Людовик бросил на нее бешеный взгляд.
— Вы мне советуете отречься от престола?
— О сир, как вы могли подумать?..
Старый монарх махнул рукой и опустил голову на грудь.
— Если бы я и решился отказаться от тревог и забот власти, на кого бы я взвалил ее, боже правый?!.. Герцог Бургундский еще недостаточно созрел, чтобы править, Небо отняло у меня великого дофина…
— Сир, у вас есть другие дети.
— Да, ваши бывшие воспитанники, герцог дю Мэн и граф Тулузский… Но мадам, ваши труды по их воспитанию не сотрут пятна их рождения.
— У вас есть друзья, люди, служащие вам верой и правдой, советчики, жена, наконец…
— У владык не бывает друзей, у них есть только лакеи… У них нет советчиков, есть только люди, заинтересованные их обманывать.

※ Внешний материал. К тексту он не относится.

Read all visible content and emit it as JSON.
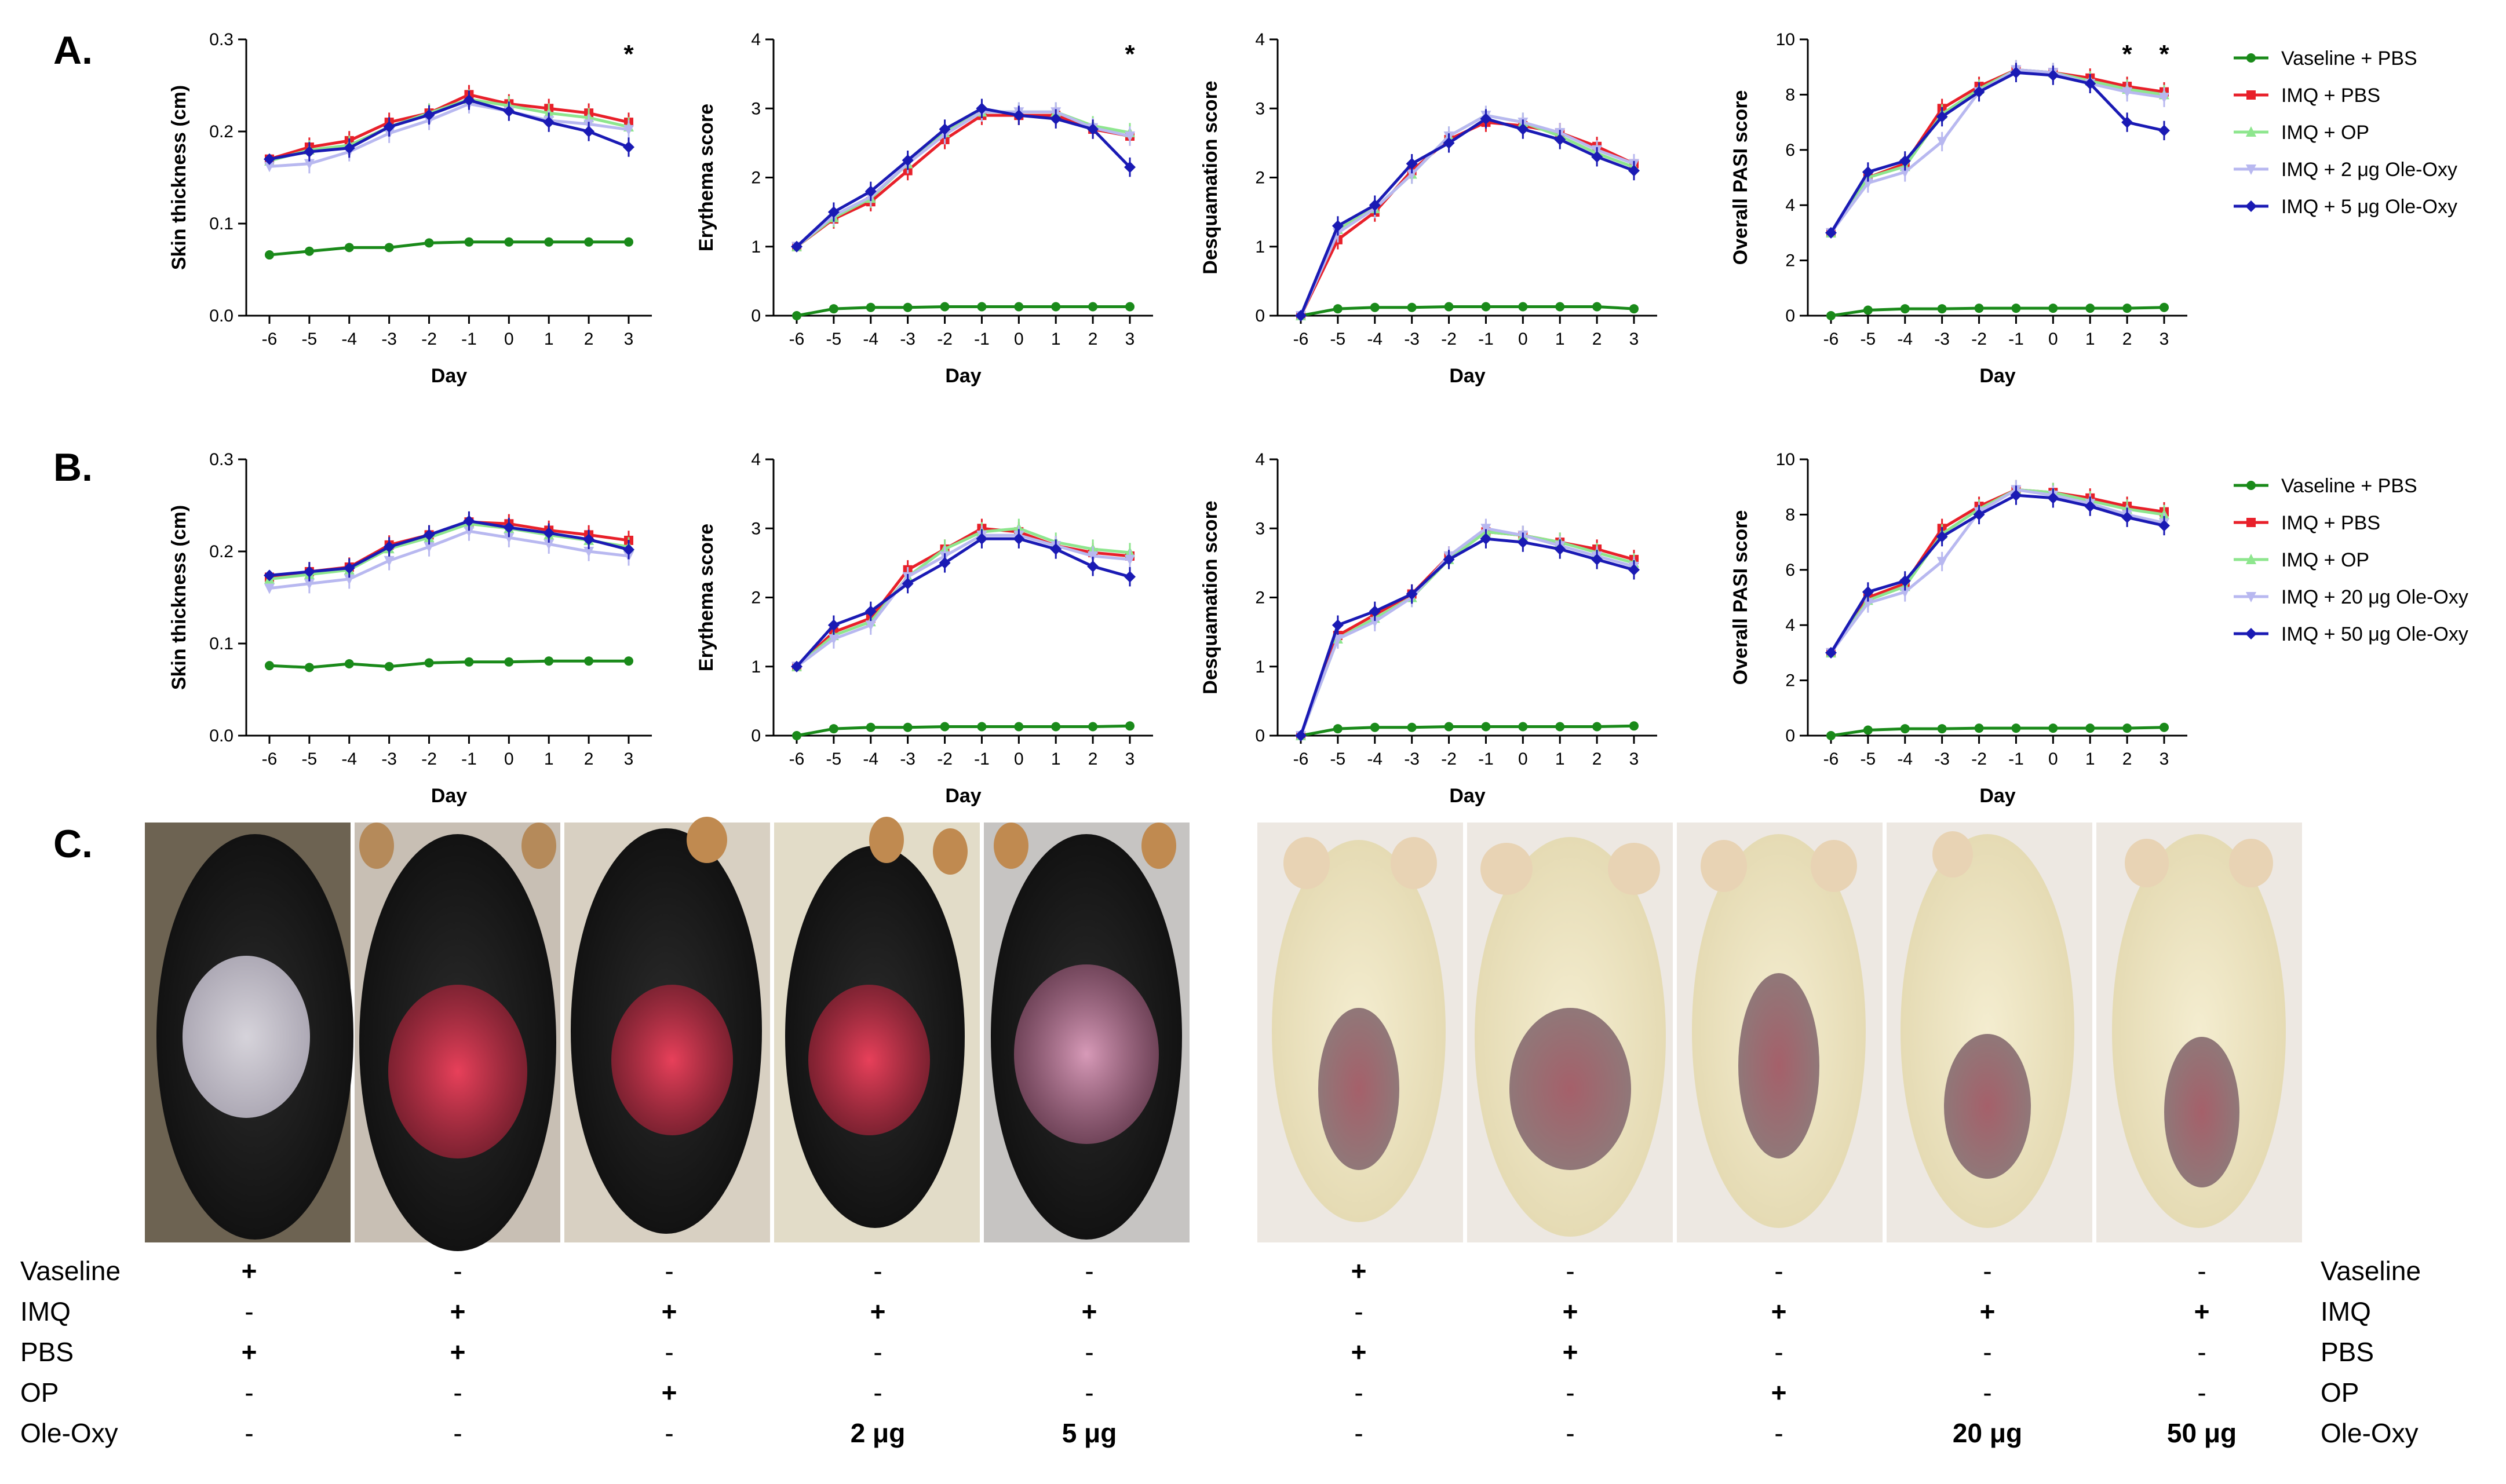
{
  "panels": [
    {
      "letter": "A."
    },
    {
      "letter": "B."
    },
    {
      "letter": "C."
    }
  ],
  "colors": {
    "Vaseline + PBS": "#1a8a1a",
    "IMQ + PBS": "#e8202a",
    "IMQ + OP": "#8ee68e",
    "IMQ + low Ole-Oxy": "#b8b8f0",
    "IMQ + high Ole-Oxy": "#1a1ab4"
  },
  "chart_data": [
    {
      "id": "A1",
      "panel": "A.",
      "type": "line",
      "ylabel": "Skin thickness (cm)",
      "xlabel": "Day",
      "x": [
        -6,
        -5,
        -4,
        -3,
        -2,
        -1,
        0,
        1,
        2,
        3
      ],
      "ylim": [
        0,
        0.3
      ],
      "yticks": [
        "0.0",
        "0.1",
        "0.2",
        "0.3"
      ],
      "series": [
        {
          "name": "Vaseline + PBS",
          "values": [
            0.066,
            0.07,
            0.074,
            0.074,
            0.079,
            0.08,
            0.08,
            0.08,
            0.08,
            0.08
          ]
        },
        {
          "name": "IMQ + PBS",
          "values": [
            0.17,
            0.183,
            0.19,
            0.21,
            0.22,
            0.24,
            0.23,
            0.225,
            0.22,
            0.21
          ]
        },
        {
          "name": "IMQ + OP",
          "values": [
            0.168,
            0.18,
            0.185,
            0.205,
            0.22,
            0.235,
            0.228,
            0.22,
            0.215,
            0.205
          ]
        },
        {
          "name": "IMQ + 2 μg Ole-Oxy",
          "values": [
            0.162,
            0.165,
            0.178,
            0.198,
            0.212,
            0.23,
            0.222,
            0.212,
            0.208,
            0.202
          ]
        },
        {
          "name": "IMQ + 5 μg Ole-Oxy",
          "values": [
            0.17,
            0.178,
            0.182,
            0.205,
            0.218,
            0.234,
            0.222,
            0.21,
            0.2,
            0.183
          ]
        }
      ],
      "annotations": [
        {
          "x": 3,
          "text": "*"
        }
      ]
    },
    {
      "id": "A2",
      "panel": "A.",
      "type": "line",
      "ylabel": "Erythema score",
      "xlabel": "Day",
      "x": [
        -6,
        -5,
        -4,
        -3,
        -2,
        -1,
        0,
        1,
        2,
        3
      ],
      "ylim": [
        0,
        4
      ],
      "yticks": [
        "0",
        "1",
        "2",
        "3",
        "4"
      ],
      "series": [
        {
          "name": "Vaseline + PBS",
          "values": [
            0,
            0.1,
            0.12,
            0.12,
            0.13,
            0.13,
            0.13,
            0.13,
            0.13,
            0.13
          ]
        },
        {
          "name": "IMQ + PBS",
          "values": [
            1,
            1.4,
            1.65,
            2.1,
            2.55,
            2.9,
            2.9,
            2.9,
            2.7,
            2.6
          ]
        },
        {
          "name": "IMQ + OP",
          "values": [
            1,
            1.42,
            1.7,
            2.2,
            2.65,
            2.95,
            2.95,
            2.95,
            2.75,
            2.65
          ]
        },
        {
          "name": "IMQ + 2 μg Ole-Oxy",
          "values": [
            1,
            1.45,
            1.72,
            2.2,
            2.62,
            2.95,
            2.95,
            2.95,
            2.72,
            2.6
          ]
        },
        {
          "name": "IMQ + 5 μg Ole-Oxy",
          "values": [
            1,
            1.5,
            1.8,
            2.25,
            2.7,
            3,
            2.9,
            2.85,
            2.7,
            2.15
          ]
        }
      ],
      "annotations": [
        {
          "x": 3,
          "text": "*"
        }
      ]
    },
    {
      "id": "A3",
      "panel": "A.",
      "type": "line",
      "ylabel": "Desquamation score",
      "xlabel": "Day",
      "x": [
        -6,
        -5,
        -4,
        -3,
        -2,
        -1,
        0,
        1,
        2,
        3
      ],
      "ylim": [
        0,
        4
      ],
      "yticks": [
        "0",
        "1",
        "2",
        "3",
        "4"
      ],
      "series": [
        {
          "name": "Vaseline + PBS",
          "values": [
            0,
            0.1,
            0.12,
            0.12,
            0.13,
            0.13,
            0.13,
            0.13,
            0.13,
            0.1
          ]
        },
        {
          "name": "IMQ + PBS",
          "values": [
            0,
            1.1,
            1.5,
            2.1,
            2.55,
            2.8,
            2.75,
            2.65,
            2.45,
            2.2
          ]
        },
        {
          "name": "IMQ + OP",
          "values": [
            0,
            1.25,
            1.55,
            2.05,
            2.6,
            2.9,
            2.8,
            2.6,
            2.35,
            2.15
          ]
        },
        {
          "name": "IMQ + 2 μg Ole-Oxy",
          "values": [
            0,
            1.2,
            1.55,
            2.05,
            2.6,
            2.9,
            2.8,
            2.65,
            2.4,
            2.2
          ]
        },
        {
          "name": "IMQ + 5 μg Ole-Oxy",
          "values": [
            0,
            1.3,
            1.6,
            2.2,
            2.5,
            2.85,
            2.7,
            2.55,
            2.3,
            2.1
          ]
        }
      ],
      "annotations": []
    },
    {
      "id": "A4",
      "panel": "A.",
      "type": "line",
      "ylabel": "Overall PASI score",
      "xlabel": "Day",
      "x": [
        -6,
        -5,
        -4,
        -3,
        -2,
        -1,
        0,
        1,
        2,
        3
      ],
      "ylim": [
        0,
        10
      ],
      "yticks": [
        "0",
        "2",
        "4",
        "6",
        "8",
        "10"
      ],
      "series": [
        {
          "name": "Vaseline + PBS",
          "values": [
            0,
            0.2,
            0.25,
            0.25,
            0.27,
            0.27,
            0.27,
            0.27,
            0.27,
            0.3
          ]
        },
        {
          "name": "IMQ + PBS",
          "values": [
            3,
            5,
            5.5,
            7.5,
            8.3,
            8.9,
            8.8,
            8.6,
            8.3,
            8.1
          ]
        },
        {
          "name": "IMQ + OP",
          "values": [
            3,
            5,
            5.4,
            7.3,
            8.2,
            8.9,
            8.8,
            8.5,
            8.2,
            8
          ]
        },
        {
          "name": "IMQ + 2 μg Ole-Oxy",
          "values": [
            3,
            4.8,
            5.2,
            6.3,
            8.1,
            8.9,
            8.8,
            8.4,
            8.1,
            7.9
          ]
        },
        {
          "name": "IMQ + 5 μg Ole-Oxy",
          "values": [
            3,
            5.2,
            5.6,
            7.2,
            8.1,
            8.8,
            8.7,
            8.4,
            7,
            6.7
          ]
        }
      ],
      "annotations": [
        {
          "x": 2,
          "text": "*"
        },
        {
          "x": 3,
          "text": "*"
        }
      ]
    },
    {
      "id": "B1",
      "panel": "B.",
      "type": "line",
      "ylabel": "Skin thickness (cm)",
      "xlabel": "Day",
      "x": [
        -6,
        -5,
        -4,
        -3,
        -2,
        -1,
        0,
        1,
        2,
        3
      ],
      "ylim": [
        0,
        0.3
      ],
      "yticks": [
        "0.0",
        "0.1",
        "0.2",
        "0.3"
      ],
      "series": [
        {
          "name": "Vaseline + PBS",
          "values": [
            0.076,
            0.074,
            0.078,
            0.075,
            0.079,
            0.08,
            0.08,
            0.081,
            0.081,
            0.081
          ]
        },
        {
          "name": "IMQ + PBS",
          "values": [
            0.172,
            0.178,
            0.183,
            0.207,
            0.218,
            0.232,
            0.23,
            0.223,
            0.218,
            0.212
          ]
        },
        {
          "name": "IMQ + OP",
          "values": [
            0.17,
            0.175,
            0.18,
            0.203,
            0.215,
            0.23,
            0.225,
            0.218,
            0.212,
            0.205
          ]
        },
        {
          "name": "IMQ + 20 μg Ole-Oxy",
          "values": [
            0.16,
            0.165,
            0.17,
            0.19,
            0.205,
            0.222,
            0.215,
            0.208,
            0.2,
            0.195
          ]
        },
        {
          "name": "IMQ + 50 μg Ole-Oxy",
          "values": [
            0.174,
            0.178,
            0.182,
            0.205,
            0.218,
            0.233,
            0.226,
            0.22,
            0.213,
            0.202
          ]
        }
      ],
      "annotations": []
    },
    {
      "id": "B2",
      "panel": "B.",
      "type": "line",
      "ylabel": "Erythema score",
      "xlabel": "Day",
      "x": [
        -6,
        -5,
        -4,
        -3,
        -2,
        -1,
        0,
        1,
        2,
        3
      ],
      "ylim": [
        0,
        4
      ],
      "yticks": [
        "0",
        "1",
        "2",
        "3",
        "4"
      ],
      "series": [
        {
          "name": "Vaseline + PBS",
          "values": [
            0,
            0.1,
            0.12,
            0.12,
            0.13,
            0.13,
            0.13,
            0.13,
            0.13,
            0.14
          ]
        },
        {
          "name": "IMQ + PBS",
          "values": [
            1,
            1.5,
            1.7,
            2.4,
            2.7,
            3,
            2.95,
            2.75,
            2.65,
            2.6
          ]
        },
        {
          "name": "IMQ + OP",
          "values": [
            1,
            1.45,
            1.65,
            2.3,
            2.7,
            2.95,
            3,
            2.8,
            2.7,
            2.65
          ]
        },
        {
          "name": "IMQ + 20 μg Ole-Oxy",
          "values": [
            1,
            1.4,
            1.6,
            2.3,
            2.6,
            2.9,
            2.9,
            2.75,
            2.6,
            2.55
          ]
        },
        {
          "name": "IMQ + 50 μg Ole-Oxy",
          "values": [
            1,
            1.6,
            1.8,
            2.2,
            2.5,
            2.85,
            2.85,
            2.7,
            2.45,
            2.3
          ]
        }
      ],
      "annotations": []
    },
    {
      "id": "B3",
      "panel": "B.",
      "type": "line",
      "ylabel": "Desquamation score",
      "xlabel": "Day",
      "x": [
        -6,
        -5,
        -4,
        -3,
        -2,
        -1,
        0,
        1,
        2,
        3
      ],
      "ylim": [
        0,
        4
      ],
      "yticks": [
        "0",
        "1",
        "2",
        "3",
        "4"
      ],
      "series": [
        {
          "name": "Vaseline + PBS",
          "values": [
            0,
            0.1,
            0.12,
            0.12,
            0.13,
            0.13,
            0.13,
            0.13,
            0.13,
            0.14
          ]
        },
        {
          "name": "IMQ + PBS",
          "values": [
            0,
            1.45,
            1.75,
            2.05,
            2.6,
            2.95,
            2.9,
            2.8,
            2.7,
            2.55
          ]
        },
        {
          "name": "IMQ + OP",
          "values": [
            0,
            1.4,
            1.7,
            2,
            2.55,
            2.95,
            2.9,
            2.8,
            2.65,
            2.5
          ]
        },
        {
          "name": "IMQ + 20 μg Ole-Oxy",
          "values": [
            0,
            1.4,
            1.65,
            2,
            2.6,
            3,
            2.9,
            2.75,
            2.6,
            2.45
          ]
        },
        {
          "name": "IMQ + 50 μg Ole-Oxy",
          "values": [
            0,
            1.6,
            1.8,
            2.05,
            2.55,
            2.85,
            2.8,
            2.7,
            2.55,
            2.4
          ]
        }
      ],
      "annotations": []
    },
    {
      "id": "B4",
      "panel": "B.",
      "type": "line",
      "ylabel": "Overall PASI score",
      "xlabel": "Day",
      "x": [
        -6,
        -5,
        -4,
        -3,
        -2,
        -1,
        0,
        1,
        2,
        3
      ],
      "ylim": [
        0,
        10
      ],
      "yticks": [
        "0",
        "2",
        "4",
        "6",
        "8",
        "10"
      ],
      "series": [
        {
          "name": "Vaseline + PBS",
          "values": [
            0,
            0.2,
            0.25,
            0.25,
            0.27,
            0.27,
            0.27,
            0.27,
            0.27,
            0.3
          ]
        },
        {
          "name": "IMQ + PBS",
          "values": [
            3,
            5,
            5.5,
            7.5,
            8.3,
            8.9,
            8.8,
            8.6,
            8.3,
            8.1
          ]
        },
        {
          "name": "IMQ + OP",
          "values": [
            3,
            4.9,
            5.4,
            7.3,
            8.2,
            8.9,
            8.8,
            8.5,
            8.2,
            8
          ]
        },
        {
          "name": "IMQ + 20 μg Ole-Oxy",
          "values": [
            3,
            4.8,
            5.2,
            6.3,
            8.1,
            8.9,
            8.7,
            8.4,
            8,
            7.7
          ]
        },
        {
          "name": "IMQ + 50 μg Ole-Oxy",
          "values": [
            3,
            5.2,
            5.6,
            7.2,
            8,
            8.7,
            8.6,
            8.3,
            7.9,
            7.6
          ]
        }
      ],
      "annotations": []
    }
  ],
  "legend_A": [
    "Vaseline + PBS",
    "IMQ + PBS",
    "IMQ + OP",
    "IMQ + 2 μg Ole-Oxy",
    "IMQ + 5 μg Ole-Oxy"
  ],
  "legend_B": [
    "Vaseline + PBS",
    "IMQ + PBS",
    "IMQ + OP",
    "IMQ + 20 μg Ole-Oxy",
    "IMQ + 50 μg Ole-Oxy"
  ],
  "photo_table": {
    "row_labels": [
      "Vaseline",
      "IMQ",
      "PBS",
      "OP",
      "Ole-Oxy"
    ],
    "left_columns": [
      [
        "+",
        "-",
        "+",
        "-",
        "-"
      ],
      [
        "-",
        "+",
        "+",
        "-",
        "-"
      ],
      [
        "-",
        "+",
        "-",
        "+",
        "-"
      ],
      [
        "-",
        "+",
        "-",
        "-",
        "2 μg"
      ],
      [
        "-",
        "+",
        "-",
        "-",
        "5 μg"
      ]
    ],
    "right_columns": [
      [
        "+",
        "-",
        "+",
        "-",
        "-"
      ],
      [
        "-",
        "+",
        "+",
        "-",
        "-"
      ],
      [
        "-",
        "+",
        "-",
        "+",
        "-"
      ],
      [
        "-",
        "+",
        "-",
        "-",
        "20 μg"
      ],
      [
        "-",
        "+",
        "-",
        "-",
        "50 μg"
      ]
    ]
  }
}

Что касается жены…
— Осмелитесь утверждать, что она не верная и преданная ваша подруга?
— Преданная своему честолюбию и гордыне. Такая же верная, как угрызения совести у преступника…
Мадам де Ментенон встрепенулась и зашипела:
— Ну что ж, пусть будет так. Оскорбляйте меня, сир! Оскорбляйте ту, единственной целью которой было заставить уважать себя, ту, которая работала день и ночь над совершенствованием своей души в учении и молитвах. Ту, что старалась примирить с собой ваше величество, создав лучшую жизнь, прежде чем вы познаете блаженство жизни вечной… Ту, что освободила двор от всех нечистот и благодаря которой Людовик Великий стал Людовиком Безупречным… Поистине вам есть на что сетовать!.. Думаете, что мое счастье равно положению? — Она поднесла платок к глазам. — Супруга за ширмой, не признаваемая тем, кто должен ее оберегать, принявшая на себя скрытую вражду знати, так и не простившей ей этого странного возвышения, принявшая на себя ненависть народа, видящего в ней только фаворитку. В Версале меня называют его преосвященством в юбке, в Париже мажут грязью дверцы моего экипажа…
И с грустью, быть может искренней, добавила:
— Ах, сколько раз во дворце я сожалела о своей комнатушке в монастыре Сестер милосердия на Королевской площади, где была небогатой, безвестной и спокойной!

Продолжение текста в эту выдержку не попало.